One way to mitigate an ISL-bottleneck in context of SµDCs is to modify the network topology to increase the amount of data onboarded onto the SµDCs. Figure 12a shows how, by adding more receivers to a SµDC, the cluster topology can be changed from a ring, or ‘2-list’, to a ‘4-list’, or, more arbitrarily, a ‘\(k\)-list’ for even \(k\). While this may not help RF communication-based constellations due to limited available bandwidth, tremendous amounts of bandwidth is available in the optical frequencies, allowing linear growth in incoming data rate with the number of optical receivers [139]. Thus, for optical ISLs, \(k\)-lists for \(k > 2\) can be used to increase the SµDC’s incoming data rate at the cost of additional optical receivers on the SµDC and additional transmit power.

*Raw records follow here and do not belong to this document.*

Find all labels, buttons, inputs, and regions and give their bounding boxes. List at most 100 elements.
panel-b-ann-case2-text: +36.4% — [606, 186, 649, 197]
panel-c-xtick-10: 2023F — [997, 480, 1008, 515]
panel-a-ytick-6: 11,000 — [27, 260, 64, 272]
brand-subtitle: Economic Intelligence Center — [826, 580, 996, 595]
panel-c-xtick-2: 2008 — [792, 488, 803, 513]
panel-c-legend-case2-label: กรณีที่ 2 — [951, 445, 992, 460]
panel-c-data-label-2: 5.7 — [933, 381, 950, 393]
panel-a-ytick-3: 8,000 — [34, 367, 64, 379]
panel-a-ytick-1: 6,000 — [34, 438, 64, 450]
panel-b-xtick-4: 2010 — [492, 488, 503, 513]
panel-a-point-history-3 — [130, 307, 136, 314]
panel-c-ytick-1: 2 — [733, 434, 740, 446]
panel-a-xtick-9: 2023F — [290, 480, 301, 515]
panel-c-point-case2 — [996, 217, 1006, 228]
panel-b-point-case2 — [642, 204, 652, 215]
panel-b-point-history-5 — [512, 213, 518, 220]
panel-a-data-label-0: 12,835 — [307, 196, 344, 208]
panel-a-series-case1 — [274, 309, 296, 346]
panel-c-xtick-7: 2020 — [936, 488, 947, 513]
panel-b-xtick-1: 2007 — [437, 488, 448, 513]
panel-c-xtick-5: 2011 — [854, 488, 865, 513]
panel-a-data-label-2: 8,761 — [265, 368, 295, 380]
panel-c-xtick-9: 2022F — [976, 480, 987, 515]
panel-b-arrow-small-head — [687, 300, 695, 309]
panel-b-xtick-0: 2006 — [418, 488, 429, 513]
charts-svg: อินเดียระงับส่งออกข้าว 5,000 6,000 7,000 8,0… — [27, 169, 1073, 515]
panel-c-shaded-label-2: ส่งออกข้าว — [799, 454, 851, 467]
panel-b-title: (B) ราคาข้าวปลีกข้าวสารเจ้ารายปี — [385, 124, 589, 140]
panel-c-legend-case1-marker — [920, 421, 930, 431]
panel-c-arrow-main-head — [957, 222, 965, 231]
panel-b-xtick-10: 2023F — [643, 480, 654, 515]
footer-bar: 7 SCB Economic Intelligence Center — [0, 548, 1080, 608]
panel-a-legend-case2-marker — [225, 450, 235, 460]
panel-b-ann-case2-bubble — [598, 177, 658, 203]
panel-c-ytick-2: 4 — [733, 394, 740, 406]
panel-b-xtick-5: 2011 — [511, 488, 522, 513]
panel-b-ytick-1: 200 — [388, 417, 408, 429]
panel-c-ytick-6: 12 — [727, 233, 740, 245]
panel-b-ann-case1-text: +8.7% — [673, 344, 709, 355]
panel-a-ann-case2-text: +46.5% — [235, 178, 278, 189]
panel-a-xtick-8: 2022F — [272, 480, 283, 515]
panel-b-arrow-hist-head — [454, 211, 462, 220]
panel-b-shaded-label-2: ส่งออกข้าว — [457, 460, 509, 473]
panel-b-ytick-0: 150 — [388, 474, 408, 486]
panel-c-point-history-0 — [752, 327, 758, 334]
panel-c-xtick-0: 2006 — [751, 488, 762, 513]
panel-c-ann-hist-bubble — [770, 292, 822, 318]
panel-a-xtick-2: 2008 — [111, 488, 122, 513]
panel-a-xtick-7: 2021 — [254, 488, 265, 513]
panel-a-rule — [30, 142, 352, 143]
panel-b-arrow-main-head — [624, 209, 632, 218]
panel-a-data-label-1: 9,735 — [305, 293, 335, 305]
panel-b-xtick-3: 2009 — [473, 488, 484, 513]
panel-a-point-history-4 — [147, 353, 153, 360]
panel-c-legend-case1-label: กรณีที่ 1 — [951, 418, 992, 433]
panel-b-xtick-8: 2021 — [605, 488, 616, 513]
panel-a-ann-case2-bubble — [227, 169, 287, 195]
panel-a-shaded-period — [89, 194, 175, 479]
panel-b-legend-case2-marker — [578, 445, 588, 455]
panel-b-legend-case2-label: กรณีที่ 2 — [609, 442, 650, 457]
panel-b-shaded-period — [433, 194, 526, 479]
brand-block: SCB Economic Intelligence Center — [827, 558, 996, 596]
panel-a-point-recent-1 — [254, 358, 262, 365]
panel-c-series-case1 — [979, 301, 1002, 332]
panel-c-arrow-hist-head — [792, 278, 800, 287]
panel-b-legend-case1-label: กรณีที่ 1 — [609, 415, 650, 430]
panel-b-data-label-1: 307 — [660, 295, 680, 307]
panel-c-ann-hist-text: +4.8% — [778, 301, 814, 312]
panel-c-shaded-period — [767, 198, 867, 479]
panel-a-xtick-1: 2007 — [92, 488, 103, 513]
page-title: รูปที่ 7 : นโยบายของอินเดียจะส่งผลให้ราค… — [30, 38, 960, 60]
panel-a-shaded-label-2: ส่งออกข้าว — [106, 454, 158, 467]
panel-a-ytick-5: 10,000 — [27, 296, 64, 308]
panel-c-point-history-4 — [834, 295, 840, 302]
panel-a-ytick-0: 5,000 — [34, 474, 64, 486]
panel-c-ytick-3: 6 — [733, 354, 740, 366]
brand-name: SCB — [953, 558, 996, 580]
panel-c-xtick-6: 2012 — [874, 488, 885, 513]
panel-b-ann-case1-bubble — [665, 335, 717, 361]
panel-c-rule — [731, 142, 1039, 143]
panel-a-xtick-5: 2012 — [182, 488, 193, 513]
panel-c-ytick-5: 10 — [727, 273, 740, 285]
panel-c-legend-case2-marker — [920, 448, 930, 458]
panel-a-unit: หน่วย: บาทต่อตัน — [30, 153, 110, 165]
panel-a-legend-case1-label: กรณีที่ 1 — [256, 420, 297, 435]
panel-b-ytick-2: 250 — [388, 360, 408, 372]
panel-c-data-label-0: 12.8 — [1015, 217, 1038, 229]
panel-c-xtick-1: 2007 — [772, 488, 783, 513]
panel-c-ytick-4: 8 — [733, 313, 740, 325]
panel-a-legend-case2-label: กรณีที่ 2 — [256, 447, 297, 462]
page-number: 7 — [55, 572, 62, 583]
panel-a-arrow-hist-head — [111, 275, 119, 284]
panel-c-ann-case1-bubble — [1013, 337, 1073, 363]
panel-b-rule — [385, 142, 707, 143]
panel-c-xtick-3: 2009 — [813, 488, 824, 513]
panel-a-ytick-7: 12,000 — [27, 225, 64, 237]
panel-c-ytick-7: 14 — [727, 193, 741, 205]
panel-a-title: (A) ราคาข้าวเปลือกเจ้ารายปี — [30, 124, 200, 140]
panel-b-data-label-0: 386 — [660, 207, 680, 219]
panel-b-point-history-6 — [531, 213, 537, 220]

As \(k\) increases, the link distance between relay satellites grows. Optical ISL transmit power grows quadratically with distance [97], meaning a 4-list’s ISLs consume \(4\\times\) the power of a 2-list (while also transmitting \(2\\times\) the data). Also, this distance can eventually grow to such an extent that the ISL must aim through significant amounts of atmosphere. This results in atmospheric turbulence induced fading of the optical signal [161], degrading the channel capacity. If the distance is large enough, then the Earth’s landmass will directly block the signal. The specific value of \(k\) for which distance becomes a concern is dependent on the constellation’s formation: for evenly distributed — ‘orbit spaced’ — formations, maximum \(k\) is smaller than for tightly packed formations in which satellites are relatively close to one another.

Alternatively, SµDCs can be split Figure 12b — increasing the number of clusters in a ring-topology without increasing the compute power of the SµDCs in aggregate. By using smaller split SµDCs, costs associated with higher cluster counts (e.g., launch cost, booster fuel requirements, etc.) are mitigated. SµDC splitting is effectively a form of disaggregation, and thus can lead to increased total launch costs and constellation management costs. However, SµDC splitting is effective for all constellation formations, including orbit-spaced constellations which may see limited benefit from \(k\)-list topologies.

SµDC splitting and \(k\)-list topologies can be used in conjunction. Their benefits are orthogonal, and the increase in aggregate data rate into SµDCs scales multi-linearly with number of clusters (from splitting), and number of links into each SµDC (from \(k\)-lists). That is, the number of EO satellites supported by a \(k\)-list topology cluster is \(\\frac{k}{2}\) times those shown in Table 8, while SµDC splitting multiplies the number of clusters. Figure 13 shows that \(k\)-lists combined with SµDC splitting leads to significantly increased ISL communication capacity (the rate at which data can be transmitted from an EO satellite to an SµDC) in a frame-spaced constellation.